Chinese suppliers are accelerating their expansion into Mexico, with Tesla announcing that it is building a Mexican finished vehicle plant in Monterrey, Nuevo Leon, and many have said that they are encouraging suppliers doing business in Shanghai to expand there.
Dozens of Chinese suppliers exhibited at the Industrial Transformation Mexico (ITM) 2023 exhibition held in Leon, Guanajuato, Mexico, in October 2023, and were actively negotiating to expand locally. The number of participating companies far exceeded that of Japanese companies. When we spoke to Chinese suppliers at the exhibition, several companies replied that they already have a business relationship with Tesla in Shanghai and are aiming to expand locally in line with Tesla’s establishment of a base in Mexico. In Mexico, they intend to increase orders for non-Tesla OEM projects. Many also stated that they intend to expand into Mexico against the backdrop of deteriorating relations between the US and China, and to launch projects for the US and Latin America, and pursue a strategy to increase their presence in North, Central and South America.
The expansion of the US BEV market and the worsening US-China conflict are behind Chinese suppliers strengthening their presence in Mexico. While the BEV market is certain to expand in the US over the medium to long term, China, which is ahead in terms of the scale of BEV production, is aiming to use its technology and know-how to enter North America. The strategy could be said to be to move into Mexico, a USMCA country, to manufacture BEV-related parts and secure profits from the risk of directly entering the US due to the worsening Sino-US relationship. As Mexico can also be used as a base for exports to Central and South America, it appears that the company is simultaneously aiming to expand its business in Latin American countries that have recently established good relations with the Chinese government.

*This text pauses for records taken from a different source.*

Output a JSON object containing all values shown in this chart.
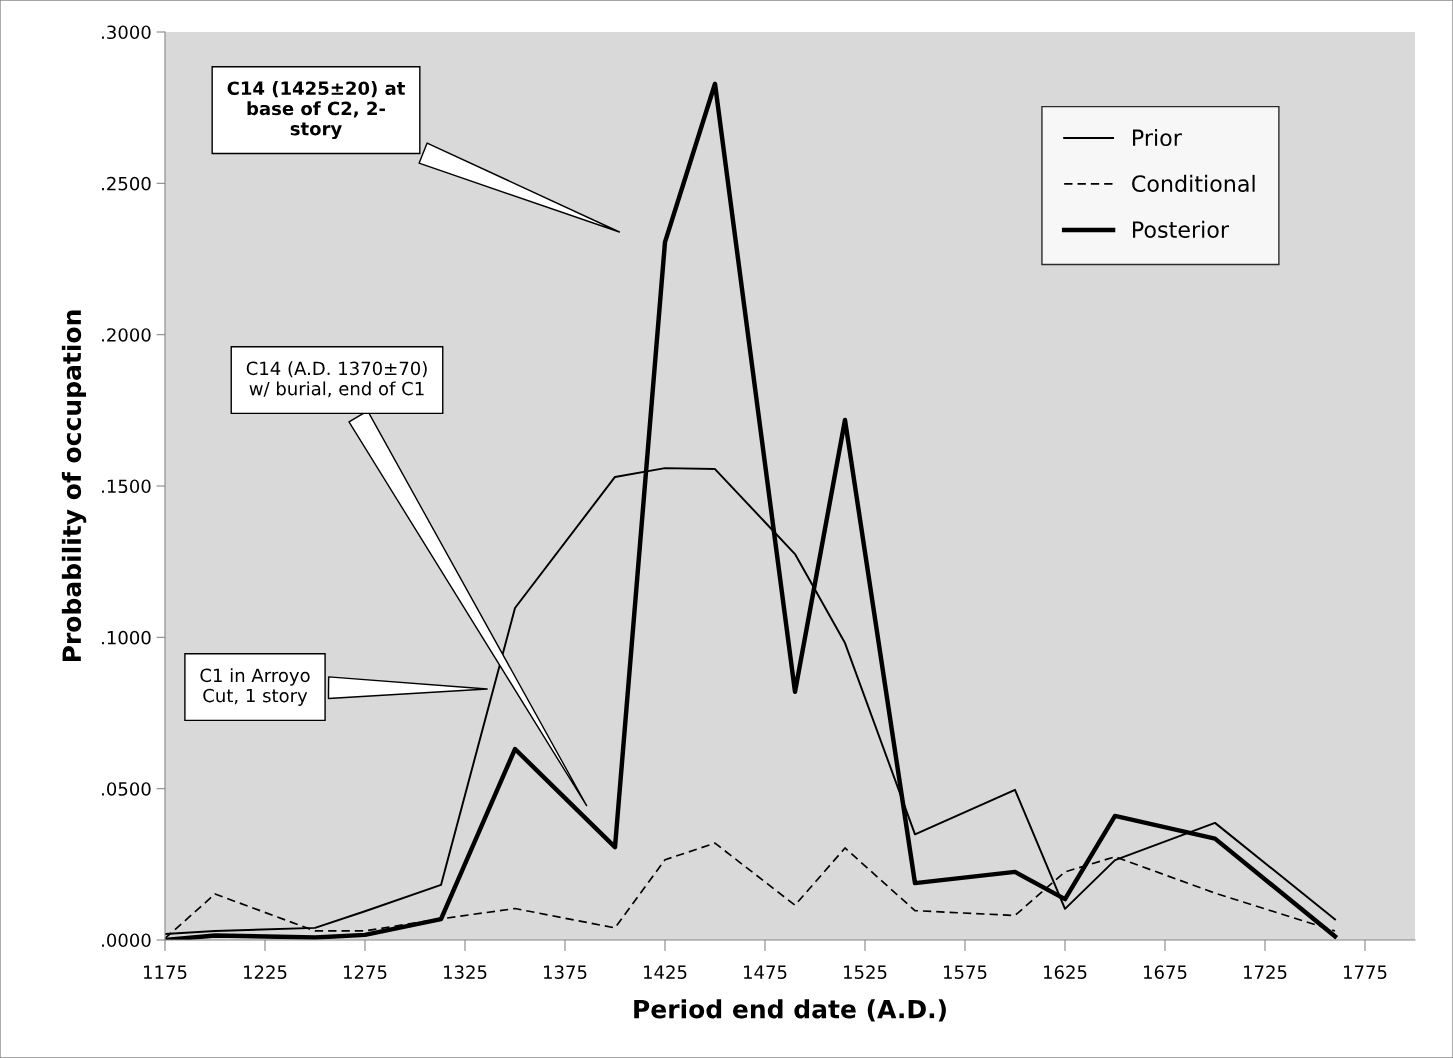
{
  "chart_data": {
    "type": "line",
    "xlabel": "Period end date (A.D.)",
    "ylabel": "Probability of occupation",
    "x": [
      1175,
      1200,
      1250,
      1275,
      1313,
      1350,
      1400,
      1425,
      1450,
      1490,
      1515,
      1550,
      1600,
      1625,
      1650,
      1700,
      1760
    ],
    "series": [
      {
        "name": "Prior",
        "color": "#000000",
        "line_style": "solid",
        "values": [
          0.002,
          0.003,
          0.004,
          0.0095,
          0.0182,
          0.1097,
          0.153,
          0.1559,
          0.1556,
          0.1275,
          0.0981,
          0.0349,
          0.0496,
          0.0103,
          0.0264,
          0.0387,
          0.0068
        ]
      },
      {
        "name": "Conditional",
        "color": "#000000",
        "line_style": "dashed",
        "values": [
          0.0005,
          0.0152,
          0.003,
          0.003,
          0.007,
          0.0104,
          0.004,
          0.0265,
          0.032,
          0.0115,
          0.0304,
          0.0097,
          0.0081,
          0.0225,
          0.0275,
          0.0155,
          0.003
        ]
      },
      {
        "name": "Posterior",
        "color": "#000000",
        "line_style": "solid",
        "values": [
          0.0,
          0.0015,
          0.0008,
          0.0017,
          0.0069,
          0.0631,
          0.0307,
          0.2306,
          0.2829,
          0.082,
          0.1718,
          0.0188,
          0.0225,
          0.0135,
          0.041,
          0.0335,
          0.0012
        ]
      }
    ],
    "xlim": [
      1175,
      1800
    ],
    "xticks": [
      1175,
      1225,
      1275,
      1325,
      1375,
      1425,
      1475,
      1525,
      1575,
      1625,
      1675,
      1725,
      1775
    ],
    "ylim": [
      0,
      0.3
    ],
    "yticks": [
      {
        "value": 0,
        "label": ".0000"
      },
      {
        "value": 0.05,
        "label": ".0500"
      },
      {
        "value": 0.1,
        "label": ".1000"
      },
      {
        "value": 0.15,
        "label": ".1500"
      },
      {
        "value": 0.2,
        "label": ".2000"
      },
      {
        "value": 0.25,
        "label": ".2500"
      },
      {
        "value": 0.3,
        "label": ".3000"
      }
    ],
    "grid": false,
    "legend": "top right",
    "marker": "none",
    "annotations": [
      "C14 (1425±20) at\nbase of C2, 2-\nstory",
      "C14 (A.D. 1370±70)\nw/ burial, end of C1",
      "C1 in Arroyo\nCut, 1 story"
    ]
  }
}
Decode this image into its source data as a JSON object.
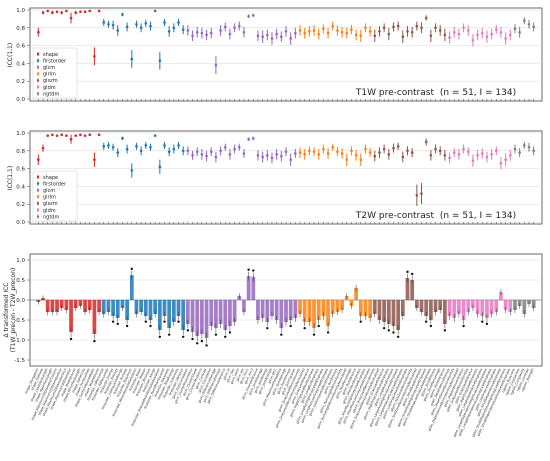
{
  "chart_data": [
    {
      "type": "scatter",
      "panel": "top",
      "title": "T1W pre-contrast",
      "title_stats": "(n = 51, I = 134)",
      "ylabel": "ICC(1,1)",
      "ylim": [
        0,
        1
      ],
      "yticks": [
        "0.0",
        "0.2",
        "0.4",
        "0.6",
        "0.8",
        "1.0"
      ],
      "grid": true,
      "legend": {
        "placement": "lower-left",
        "entries": [
          "shape",
          "firstorder",
          "glcm",
          "glrlm",
          "glszm",
          "gldm",
          "ngtdm"
        ]
      },
      "series_colors": {
        "shape": "#d62728",
        "firstorder": "#1f77b4",
        "glcm": "#9467bd",
        "glrlm": "#ff7f0e",
        "glszm": "#8c564b",
        "gldm": "#e377c2",
        "ngtdm": "#7f7f7f"
      },
      "group_counts": {
        "shape": 14,
        "firstorder": 18,
        "glcm": 24,
        "glrlm": 16,
        "glszm": 16,
        "gldm": 14,
        "ngtdm": 5
      },
      "values": [
        0.75,
        0.97,
        0.99,
        0.97,
        0.98,
        0.97,
        0.99,
        0.91,
        0.97,
        0.98,
        0.98,
        0.99,
        0.48,
        0.99,
        0.86,
        0.84,
        0.83,
        0.77,
        0.95,
        0.81,
        0.45,
        0.84,
        0.8,
        0.85,
        0.82,
        0.99,
        0.43,
        0.86,
        0.76,
        0.8,
        0.86,
        0.78,
        0.77,
        0.71,
        0.75,
        0.74,
        0.72,
        0.74,
        0.38,
        0.77,
        0.81,
        0.73,
        0.8,
        0.82,
        0.75,
        0.93,
        0.94,
        0.71,
        0.7,
        0.72,
        0.68,
        0.73,
        0.7,
        0.76,
        0.68,
        0.74,
        0.77,
        0.74,
        0.76,
        0.77,
        0.73,
        0.79,
        0.74,
        0.82,
        0.77,
        0.75,
        0.74,
        0.78,
        0.72,
        0.71,
        0.8,
        0.76,
        0.71,
        0.76,
        0.8,
        0.73,
        0.81,
        0.82,
        0.7,
        0.76,
        0.75,
        0.82,
        0.8,
        0.91,
        0.71,
        0.8,
        0.77,
        0.72,
        0.69,
        0.75,
        0.73,
        0.8,
        0.77,
        0.66,
        0.72,
        0.74,
        0.7,
        0.73,
        0.78,
        0.75,
        0.68,
        0.72,
        0.79,
        0.75,
        0.88,
        0.84,
        0.81
      ],
      "errors": [
        0.05,
        0.02,
        0.01,
        0.02,
        0.01,
        0.02,
        0.01,
        0.06,
        0.02,
        0.01,
        0.01,
        0.01,
        0.1,
        0.01,
        0.04,
        0.04,
        0.05,
        0.06,
        0.02,
        0.05,
        0.1,
        0.04,
        0.05,
        0.04,
        0.05,
        0.01,
        0.1,
        0.04,
        0.06,
        0.05,
        0.04,
        0.05,
        0.06,
        0.06,
        0.06,
        0.06,
        0.06,
        0.06,
        0.1,
        0.06,
        0.05,
        0.06,
        0.05,
        0.05,
        0.06,
        0.02,
        0.02,
        0.06,
        0.07,
        0.06,
        0.07,
        0.06,
        0.06,
        0.06,
        0.07,
        0.06,
        0.06,
        0.06,
        0.06,
        0.06,
        0.06,
        0.05,
        0.06,
        0.05,
        0.06,
        0.06,
        0.06,
        0.05,
        0.06,
        0.07,
        0.05,
        0.06,
        0.07,
        0.06,
        0.05,
        0.07,
        0.05,
        0.05,
        0.07,
        0.06,
        0.06,
        0.05,
        0.06,
        0.03,
        0.07,
        0.05,
        0.06,
        0.07,
        0.07,
        0.06,
        0.06,
        0.05,
        0.06,
        0.07,
        0.06,
        0.06,
        0.07,
        0.06,
        0.05,
        0.06,
        0.07,
        0.06,
        0.05,
        0.06,
        0.04,
        0.05,
        0.05
      ]
    },
    {
      "type": "scatter",
      "panel": "middle",
      "title": "T2W pre-contrast",
      "title_stats": "(n = 51, I = 134)",
      "ylabel": "ICC(1,1)",
      "ylim": [
        0,
        1
      ],
      "yticks": [
        "0.0",
        "0.2",
        "0.4",
        "0.6",
        "0.8",
        "1.0"
      ],
      "grid": true,
      "legend": {
        "placement": "lower-left",
        "entries": [
          "shape",
          "firstorder",
          "glcm",
          "glrlm",
          "glszm",
          "gldm",
          "ngtdm"
        ]
      },
      "values": [
        0.7,
        0.83,
        0.97,
        0.98,
        0.97,
        0.98,
        0.97,
        0.93,
        0.97,
        0.98,
        0.97,
        0.98,
        0.7,
        0.98,
        0.85,
        0.86,
        0.84,
        0.78,
        0.94,
        0.82,
        0.58,
        0.85,
        0.8,
        0.86,
        0.84,
        0.97,
        0.62,
        0.86,
        0.79,
        0.82,
        0.86,
        0.8,
        0.8,
        0.75,
        0.79,
        0.76,
        0.74,
        0.79,
        0.73,
        0.8,
        0.84,
        0.76,
        0.82,
        0.84,
        0.77,
        0.93,
        0.94,
        0.75,
        0.73,
        0.75,
        0.72,
        0.76,
        0.74,
        0.79,
        0.7,
        0.77,
        0.78,
        0.76,
        0.8,
        0.79,
        0.76,
        0.82,
        0.77,
        0.84,
        0.79,
        0.77,
        0.7,
        0.8,
        0.75,
        0.7,
        0.82,
        0.78,
        0.74,
        0.78,
        0.82,
        0.76,
        0.83,
        0.85,
        0.73,
        0.8,
        0.78,
        0.3,
        0.32,
        0.9,
        0.75,
        0.82,
        0.8,
        0.75,
        0.72,
        0.78,
        0.76,
        0.82,
        0.79,
        0.69,
        0.75,
        0.77,
        0.73,
        0.76,
        0.8,
        0.66,
        0.7,
        0.75,
        0.82,
        0.78,
        0.86,
        0.84,
        0.8
      ],
      "errors": [
        0.06,
        0.04,
        0.01,
        0.01,
        0.01,
        0.01,
        0.01,
        0.05,
        0.01,
        0.01,
        0.01,
        0.01,
        0.08,
        0.01,
        0.04,
        0.04,
        0.04,
        0.05,
        0.02,
        0.05,
        0.08,
        0.04,
        0.05,
        0.04,
        0.04,
        0.01,
        0.08,
        0.04,
        0.05,
        0.05,
        0.04,
        0.05,
        0.05,
        0.05,
        0.05,
        0.06,
        0.06,
        0.05,
        0.06,
        0.05,
        0.04,
        0.06,
        0.05,
        0.04,
        0.05,
        0.02,
        0.02,
        0.06,
        0.06,
        0.06,
        0.06,
        0.06,
        0.06,
        0.05,
        0.07,
        0.05,
        0.06,
        0.06,
        0.05,
        0.05,
        0.06,
        0.05,
        0.06,
        0.04,
        0.05,
        0.06,
        0.07,
        0.05,
        0.06,
        0.07,
        0.05,
        0.05,
        0.06,
        0.06,
        0.05,
        0.06,
        0.05,
        0.04,
        0.06,
        0.05,
        0.05,
        0.12,
        0.12,
        0.04,
        0.06,
        0.05,
        0.05,
        0.06,
        0.06,
        0.05,
        0.06,
        0.05,
        0.05,
        0.07,
        0.06,
        0.06,
        0.06,
        0.06,
        0.05,
        0.07,
        0.07,
        0.06,
        0.05,
        0.05,
        0.04,
        0.05,
        0.05
      ]
    },
    {
      "type": "bar",
      "panel": "bottom",
      "ylabel": "Δ transformed ICC\n(T1W_precon - T2W_precon)",
      "ylim": [
        -1.6,
        1.1
      ],
      "yticks": [
        "1.0",
        "0.5",
        "0.0",
        "-0.5",
        "-1.0",
        "-1.5"
      ],
      "grid": true,
      "categories": [
        "shape_Elongation",
        "shape_Flatness",
        "shape_LeastAxisLength",
        "shape_MajorAxisLength",
        "shape_Maximum2DDiameterColumn",
        "shape_Maximum2DDiameterRow",
        "shape_Maximum2DDiameterSlice",
        "shape_Maximum3DDiameter",
        "shape_MeshVolume",
        "shape_MinorAxisLength",
        "shape_Sphericity",
        "shape_SurfaceArea",
        "shape_SurfaceVolumeRatio",
        "shape_VoxelVolume",
        "firstorder_10Percentile",
        "firstorder_90Percentile",
        "firstorder_Energy",
        "firstorder_Entropy",
        "firstorder_InterquartileRange",
        "firstorder_Kurtosis",
        "firstorder_Maximum",
        "firstorder_MeanAbsoluteDeviation",
        "firstorder_Mean",
        "firstorder_Median",
        "firstorder_Minimum",
        "firstorder_Range",
        "firstorder_RobustMeanAbsoluteDeviation",
        "firstorder_RootMeanSquared",
        "firstorder_Skewness",
        "firstorder_TotalEnergy",
        "firstorder_Uniformity",
        "firstorder_Variance",
        "glcm_Autocorrelation",
        "glcm_ClusterProminence",
        "glcm_ClusterShade",
        "glcm_ClusterTendency",
        "glcm_Contrast",
        "glcm_Correlation",
        "glcm_DifferenceAverage",
        "glcm_DifferenceEntropy",
        "glcm_DifferenceVariance",
        "glcm_Id",
        "glcm_Idm",
        "glcm_Idmn",
        "glcm_Idn",
        "glcm_Imc1",
        "glcm_Imc2",
        "glcm_InverseVariance",
        "glcm_JointAverage",
        "glcm_JointEnergy",
        "glcm_JointEntropy",
        "glcm_MCC",
        "glcm_MaximumProbability",
        "glcm_SumAverage",
        "glcm_SumEntropy",
        "glcm_SumSquares",
        "glrlm_GrayLevelNonUniformity",
        "glrlm_GrayLevelNonUniformityNormalized",
        "glrlm_GrayLevelVariance",
        "glrlm_HighGrayLevelRunEmphasis",
        "glrlm_LongRunEmphasis",
        "glrlm_LongRunHighGrayLevelEmphasis",
        "glrlm_LongRunLowGrayLevelEmphasis",
        "glrlm_LowGrayLevelRunEmphasis",
        "glrlm_RunEntropy",
        "glrlm_RunLengthNonUniformity",
        "glrlm_RunLengthNonUniformityNormalized",
        "glrlm_RunPercentage",
        "glrlm_RunVariance",
        "glrlm_ShortRunEmphasis",
        "glrlm_ShortRunHighGrayLevelEmphasis",
        "glrlm_ShortRunLowGrayLevelEmphasis",
        "glszm_GrayLevelNonUniformity",
        "glszm_GrayLevelNonUniformityNormalized",
        "glszm_GrayLevelVariance",
        "glszm_HighGrayLevelZoneEmphasis",
        "glszm_LargeAreaEmphasis",
        "glszm_LargeAreaHighGrayLevelEmphasis",
        "glszm_LargeAreaLowGrayLevelEmphasis",
        "glszm_LowGrayLevelZoneEmphasis",
        "glszm_SizeZoneNonUniformity",
        "glszm_SizeZoneNonUniformityNormalized",
        "glszm_SmallAreaEmphasis",
        "glszm_SmallAreaHighGrayLevelEmphasis",
        "glszm_SmallAreaLowGrayLevelEmphasis",
        "glszm_ZoneEntropy",
        "glszm_ZonePercentage",
        "glszm_ZoneVariance",
        "gldm_DependenceEntropy",
        "gldm_DependenceNonUniformity",
        "gldm_DependenceNonUniformityNormalized",
        "gldm_DependenceVariance",
        "gldm_GrayLevelNonUniformity",
        "gldm_GrayLevelVariance",
        "gldm_HighGrayLevelEmphasis",
        "gldm_LargeDependenceEmphasis",
        "gldm_LargeDependenceHighGrayLevelEmphasis",
        "gldm_LargeDependenceLowGrayLevelEmphasis",
        "gldm_LowGrayLevelEmphasis",
        "gldm_SmallDependenceEmphasis",
        "gldm_SmallDependenceHighGrayLevelEmphasis",
        "gldm_SmallDependenceLowGrayLevelEmphasis",
        "ngtdm_Busyness",
        "ngtdm_Coarseness",
        "ngtdm_Complexity",
        "ngtdm_Contrast",
        "ngtdm_Strength"
      ],
      "values": [
        -0.05,
        0.05,
        -0.3,
        -0.3,
        -0.3,
        -0.2,
        -0.25,
        -0.8,
        -0.2,
        -0.15,
        -0.3,
        -0.25,
        -0.85,
        -0.3,
        -0.35,
        -0.3,
        -0.4,
        -0.45,
        -0.2,
        -0.5,
        0.62,
        -0.35,
        -0.3,
        -0.4,
        -0.5,
        -0.35,
        -0.75,
        -0.4,
        -0.7,
        -0.55,
        -0.4,
        -0.75,
        -0.6,
        -0.8,
        -0.9,
        -0.85,
        -0.95,
        -0.65,
        -0.7,
        -0.6,
        -0.75,
        -0.65,
        -0.55,
        0.1,
        -0.3,
        0.6,
        0.58,
        -0.5,
        -0.45,
        -0.55,
        -0.4,
        -0.5,
        -0.7,
        -0.55,
        -0.5,
        -0.45,
        -0.35,
        -0.55,
        -0.55,
        -0.7,
        -0.5,
        -0.4,
        -0.65,
        -0.35,
        -0.3,
        -0.25,
        0.1,
        -0.15,
        0.3,
        -0.4,
        -0.4,
        -0.45,
        -0.35,
        -0.5,
        -0.55,
        -0.6,
        -0.65,
        -0.75,
        -0.4,
        0.55,
        0.5,
        -0.2,
        -0.3,
        -0.4,
        -0.5,
        -0.3,
        -0.25,
        -0.6,
        -0.4,
        -0.45,
        -0.35,
        -0.5,
        -0.3,
        -0.2,
        -0.35,
        -0.4,
        -0.45,
        -0.35,
        -0.3,
        0.2,
        -0.25,
        -0.3,
        -0.25,
        -0.15,
        -0.35,
        -0.1,
        -0.2
      ],
      "significant_markers": [
        0,
        0,
        0,
        0,
        0,
        0,
        0,
        1,
        0,
        0,
        0,
        0,
        1,
        0,
        0,
        0,
        1,
        1,
        0,
        1,
        1,
        0,
        0,
        1,
        1,
        0,
        1,
        1,
        1,
        0,
        1,
        1,
        1,
        1,
        1,
        1,
        1,
        0,
        1,
        0,
        1,
        1,
        0,
        0,
        0,
        1,
        1,
        0,
        0,
        1,
        0,
        0,
        1,
        0,
        1,
        0,
        0,
        1,
        0,
        1,
        1,
        0,
        1,
        0,
        0,
        0,
        0,
        0,
        0,
        1,
        0,
        0,
        0,
        0,
        1,
        1,
        1,
        1,
        0,
        1,
        1,
        0,
        0,
        1,
        1,
        0,
        0,
        1,
        0,
        0,
        0,
        1,
        0,
        0,
        0,
        1,
        1,
        0,
        0,
        0,
        0,
        0,
        0,
        0,
        0,
        0,
        0
      ]
    }
  ]
}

Chinese-owned companies are expected to enter Mexico in earnest around 2022. Although still in the early stages of expansion, the number of Chinese suppliers starting to produce parts in Mexico is expected to increase dramatically in a few years’ time, and Japanese companies based there may need to consider strategies now to compete with new competitors. This is because, before they know it, competing Chinese companies may enter Mexico and take their next project away from them. With little information available on Chinese companies entering Mexico, it may be time to consider how to keep abreast of developments among Chinese companies.